Basic Pydantic Model

from pydantic import BaseModel

class Evaluation(BaseModel):
    is_acceptable: bool
    feedback: str

Using with LLMs

The Problem

  • LLMs return unstructured text
  • Hard to parse and validate
  • Inconsistent formats

The Solution

Use Pydantic models to enforce structure!

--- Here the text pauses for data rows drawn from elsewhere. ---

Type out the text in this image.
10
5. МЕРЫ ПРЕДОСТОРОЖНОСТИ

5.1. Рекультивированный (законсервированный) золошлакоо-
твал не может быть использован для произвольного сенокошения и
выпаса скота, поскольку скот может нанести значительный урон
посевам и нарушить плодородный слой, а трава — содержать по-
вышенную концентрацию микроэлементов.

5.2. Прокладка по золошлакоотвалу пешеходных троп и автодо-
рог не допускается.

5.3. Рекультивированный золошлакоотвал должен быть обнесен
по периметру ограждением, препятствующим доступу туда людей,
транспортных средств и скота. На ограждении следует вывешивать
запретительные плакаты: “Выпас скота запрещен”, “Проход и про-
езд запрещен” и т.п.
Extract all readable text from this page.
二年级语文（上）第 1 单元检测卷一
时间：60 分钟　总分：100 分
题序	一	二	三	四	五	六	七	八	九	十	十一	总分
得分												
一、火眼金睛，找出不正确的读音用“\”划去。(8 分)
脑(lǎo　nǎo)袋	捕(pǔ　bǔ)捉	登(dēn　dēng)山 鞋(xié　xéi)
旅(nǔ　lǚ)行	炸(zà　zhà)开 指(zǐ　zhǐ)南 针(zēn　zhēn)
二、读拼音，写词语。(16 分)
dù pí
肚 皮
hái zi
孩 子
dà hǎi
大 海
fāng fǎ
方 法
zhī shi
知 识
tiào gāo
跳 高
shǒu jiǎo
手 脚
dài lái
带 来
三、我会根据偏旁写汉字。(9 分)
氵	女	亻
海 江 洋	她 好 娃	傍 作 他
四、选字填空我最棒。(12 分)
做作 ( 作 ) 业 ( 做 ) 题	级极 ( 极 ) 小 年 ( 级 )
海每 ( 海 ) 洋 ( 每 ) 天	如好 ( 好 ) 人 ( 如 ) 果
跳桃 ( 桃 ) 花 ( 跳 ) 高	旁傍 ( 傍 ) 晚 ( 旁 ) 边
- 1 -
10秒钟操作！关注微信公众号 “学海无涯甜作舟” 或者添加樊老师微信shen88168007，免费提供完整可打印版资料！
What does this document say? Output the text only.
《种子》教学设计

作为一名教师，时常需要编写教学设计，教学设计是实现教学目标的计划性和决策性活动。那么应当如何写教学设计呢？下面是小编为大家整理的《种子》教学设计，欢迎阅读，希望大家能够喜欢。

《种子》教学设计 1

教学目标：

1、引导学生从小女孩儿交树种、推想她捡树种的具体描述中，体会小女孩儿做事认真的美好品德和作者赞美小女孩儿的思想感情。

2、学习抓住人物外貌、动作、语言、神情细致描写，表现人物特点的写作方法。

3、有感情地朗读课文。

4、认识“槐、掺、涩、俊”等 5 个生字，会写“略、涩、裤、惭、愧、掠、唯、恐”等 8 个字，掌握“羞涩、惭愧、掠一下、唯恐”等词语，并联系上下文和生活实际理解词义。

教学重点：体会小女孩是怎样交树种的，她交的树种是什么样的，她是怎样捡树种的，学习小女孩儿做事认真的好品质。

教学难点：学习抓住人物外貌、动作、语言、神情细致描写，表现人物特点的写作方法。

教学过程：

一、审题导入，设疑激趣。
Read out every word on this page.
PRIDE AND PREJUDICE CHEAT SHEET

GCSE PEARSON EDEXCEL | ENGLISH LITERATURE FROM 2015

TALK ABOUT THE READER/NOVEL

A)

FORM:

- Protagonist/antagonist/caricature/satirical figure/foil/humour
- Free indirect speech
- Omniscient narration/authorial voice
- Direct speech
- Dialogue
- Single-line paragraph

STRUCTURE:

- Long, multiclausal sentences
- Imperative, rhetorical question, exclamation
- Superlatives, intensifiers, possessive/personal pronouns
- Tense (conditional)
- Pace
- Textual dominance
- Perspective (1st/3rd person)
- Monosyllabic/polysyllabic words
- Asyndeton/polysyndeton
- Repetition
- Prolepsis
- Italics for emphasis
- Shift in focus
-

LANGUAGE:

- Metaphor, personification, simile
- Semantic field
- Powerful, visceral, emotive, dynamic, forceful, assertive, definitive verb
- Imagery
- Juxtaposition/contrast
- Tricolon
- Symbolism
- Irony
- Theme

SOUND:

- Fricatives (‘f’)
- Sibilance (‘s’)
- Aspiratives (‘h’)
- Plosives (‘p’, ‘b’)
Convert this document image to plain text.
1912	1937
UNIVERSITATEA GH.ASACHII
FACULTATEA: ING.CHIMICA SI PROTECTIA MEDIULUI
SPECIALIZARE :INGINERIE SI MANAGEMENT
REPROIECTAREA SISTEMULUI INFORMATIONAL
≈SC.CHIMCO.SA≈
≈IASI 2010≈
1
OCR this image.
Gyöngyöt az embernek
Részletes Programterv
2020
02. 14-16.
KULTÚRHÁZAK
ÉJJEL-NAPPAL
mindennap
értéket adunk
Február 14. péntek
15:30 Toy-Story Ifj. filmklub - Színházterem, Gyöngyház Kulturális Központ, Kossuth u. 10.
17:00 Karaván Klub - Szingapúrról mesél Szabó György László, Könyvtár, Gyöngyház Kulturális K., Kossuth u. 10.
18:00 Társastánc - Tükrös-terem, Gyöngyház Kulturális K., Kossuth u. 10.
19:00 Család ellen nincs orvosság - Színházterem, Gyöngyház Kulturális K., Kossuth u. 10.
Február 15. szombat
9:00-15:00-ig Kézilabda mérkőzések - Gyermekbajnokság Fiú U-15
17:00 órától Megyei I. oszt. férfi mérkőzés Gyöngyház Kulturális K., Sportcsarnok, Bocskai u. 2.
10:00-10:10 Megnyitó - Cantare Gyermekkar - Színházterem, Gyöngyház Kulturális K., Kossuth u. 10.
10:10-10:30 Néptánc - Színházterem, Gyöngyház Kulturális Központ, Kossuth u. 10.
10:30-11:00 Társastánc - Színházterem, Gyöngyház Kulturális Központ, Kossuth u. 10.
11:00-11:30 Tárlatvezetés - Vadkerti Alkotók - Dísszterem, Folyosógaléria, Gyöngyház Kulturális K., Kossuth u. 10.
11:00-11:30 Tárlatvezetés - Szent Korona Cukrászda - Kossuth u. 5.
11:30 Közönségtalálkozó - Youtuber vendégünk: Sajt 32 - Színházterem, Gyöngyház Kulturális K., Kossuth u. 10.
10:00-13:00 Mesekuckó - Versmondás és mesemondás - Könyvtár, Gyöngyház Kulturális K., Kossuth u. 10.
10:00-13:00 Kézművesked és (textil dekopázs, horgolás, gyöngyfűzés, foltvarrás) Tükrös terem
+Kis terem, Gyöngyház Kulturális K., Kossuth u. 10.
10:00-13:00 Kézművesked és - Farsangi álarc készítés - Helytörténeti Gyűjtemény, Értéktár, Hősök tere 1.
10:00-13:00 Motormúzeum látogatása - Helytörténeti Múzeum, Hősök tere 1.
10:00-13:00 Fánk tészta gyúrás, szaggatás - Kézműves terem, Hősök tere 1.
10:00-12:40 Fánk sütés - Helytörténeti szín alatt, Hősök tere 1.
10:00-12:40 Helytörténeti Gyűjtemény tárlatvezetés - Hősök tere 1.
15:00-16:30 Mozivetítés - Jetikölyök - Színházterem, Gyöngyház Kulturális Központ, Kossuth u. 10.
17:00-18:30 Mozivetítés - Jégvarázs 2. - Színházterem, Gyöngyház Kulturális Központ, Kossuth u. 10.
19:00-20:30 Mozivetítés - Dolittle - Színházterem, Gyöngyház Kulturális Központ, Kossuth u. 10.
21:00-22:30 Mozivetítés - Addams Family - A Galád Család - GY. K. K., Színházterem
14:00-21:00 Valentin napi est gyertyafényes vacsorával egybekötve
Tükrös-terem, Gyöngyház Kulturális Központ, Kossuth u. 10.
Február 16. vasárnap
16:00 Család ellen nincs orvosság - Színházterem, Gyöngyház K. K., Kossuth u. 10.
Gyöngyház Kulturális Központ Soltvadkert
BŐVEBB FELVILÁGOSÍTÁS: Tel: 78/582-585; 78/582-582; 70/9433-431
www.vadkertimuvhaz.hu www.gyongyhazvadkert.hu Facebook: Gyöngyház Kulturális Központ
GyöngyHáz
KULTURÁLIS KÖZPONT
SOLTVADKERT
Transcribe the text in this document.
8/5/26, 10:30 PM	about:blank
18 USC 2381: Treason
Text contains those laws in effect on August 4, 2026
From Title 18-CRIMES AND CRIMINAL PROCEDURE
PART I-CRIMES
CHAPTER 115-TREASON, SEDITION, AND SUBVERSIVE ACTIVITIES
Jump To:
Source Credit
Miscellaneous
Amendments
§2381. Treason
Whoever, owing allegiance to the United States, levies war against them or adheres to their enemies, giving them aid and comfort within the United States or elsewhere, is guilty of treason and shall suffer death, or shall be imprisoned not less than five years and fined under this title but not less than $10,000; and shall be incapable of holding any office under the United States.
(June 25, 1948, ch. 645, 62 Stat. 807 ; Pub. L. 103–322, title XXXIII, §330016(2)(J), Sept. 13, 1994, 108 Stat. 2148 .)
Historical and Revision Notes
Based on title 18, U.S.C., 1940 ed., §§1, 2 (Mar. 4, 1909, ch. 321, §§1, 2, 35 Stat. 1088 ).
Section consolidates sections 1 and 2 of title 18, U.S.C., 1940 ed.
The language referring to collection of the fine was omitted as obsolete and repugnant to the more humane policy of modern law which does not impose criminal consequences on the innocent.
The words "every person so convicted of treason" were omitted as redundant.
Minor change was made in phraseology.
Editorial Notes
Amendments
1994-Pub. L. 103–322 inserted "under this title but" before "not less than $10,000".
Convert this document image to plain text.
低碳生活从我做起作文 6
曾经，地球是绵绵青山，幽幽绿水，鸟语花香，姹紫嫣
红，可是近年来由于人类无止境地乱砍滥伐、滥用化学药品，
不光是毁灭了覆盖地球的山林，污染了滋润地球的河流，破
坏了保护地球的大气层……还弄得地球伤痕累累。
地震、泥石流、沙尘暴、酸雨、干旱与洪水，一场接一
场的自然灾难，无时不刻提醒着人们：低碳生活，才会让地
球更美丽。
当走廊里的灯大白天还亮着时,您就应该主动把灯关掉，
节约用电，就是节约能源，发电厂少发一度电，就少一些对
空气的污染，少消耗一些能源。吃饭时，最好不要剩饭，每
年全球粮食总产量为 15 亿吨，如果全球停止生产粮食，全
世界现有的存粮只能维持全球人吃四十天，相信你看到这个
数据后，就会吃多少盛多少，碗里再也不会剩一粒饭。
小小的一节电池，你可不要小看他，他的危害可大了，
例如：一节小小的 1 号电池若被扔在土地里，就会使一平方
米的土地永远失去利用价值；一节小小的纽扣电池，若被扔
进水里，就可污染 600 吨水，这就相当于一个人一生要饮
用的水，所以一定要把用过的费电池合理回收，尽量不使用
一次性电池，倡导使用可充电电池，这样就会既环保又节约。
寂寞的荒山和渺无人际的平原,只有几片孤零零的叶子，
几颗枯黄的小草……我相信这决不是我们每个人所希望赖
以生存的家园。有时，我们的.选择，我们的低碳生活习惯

response = gemini.beta.chat.completions.parse(
    model="gemini-2.0-flash", 
    messages=messages, 
    response_format=Evaluation  # Your Pydantic model
)

# Returns validated Evaluation object
print(response.is_acceptable)  # bool
print(response.feedback)       # str

How It Works Under the Hood

  1. Your Pydantic ModelJSON Schema (automatic conversion)
  2. JSON SchemaLLM API (as instructions)
  3. LLM generatesJSON matching schema
  4. Library parsesValidated Pydantic object

Example JSON Schema Generated

{
  "type": "object",
  "properties": {
    "is_acceptable": {"type": "boolean"},
    "feedback": {"type": "string"}
  },
  "required": ["is_acceptable", "feedback"]
}

Benefits

Guaranteed structure - Always get expected fields
Type safety - Fields are correct types
Error handling - Validation catches format errors
Easy processing - Use data immediately in code
No manual parsing - Library handles conversion

  • Instructor - Easy structured outputs with OpenAI/Anthropic
  • Marvin - Another structured LLM library
  • LangChain - Built-in Pydantic output parsers
  • Gemini - Native response_format support

Quick Example

from pydantic import BaseModel

class MovieReview(BaseModel):
    title: str
    rating: int  # 1-10
    summary: str
    recommended: bool

# LLM automatically returns structured data
review = api_call(response_format=MovieReview)
print(f"Rating: {review.rating}")  # Guaranteed integer

Key Takeaway

Pydantic models become “contracts” - you define what you want, and the LLM API ensures you get exactly that structure. No more messy text parsing!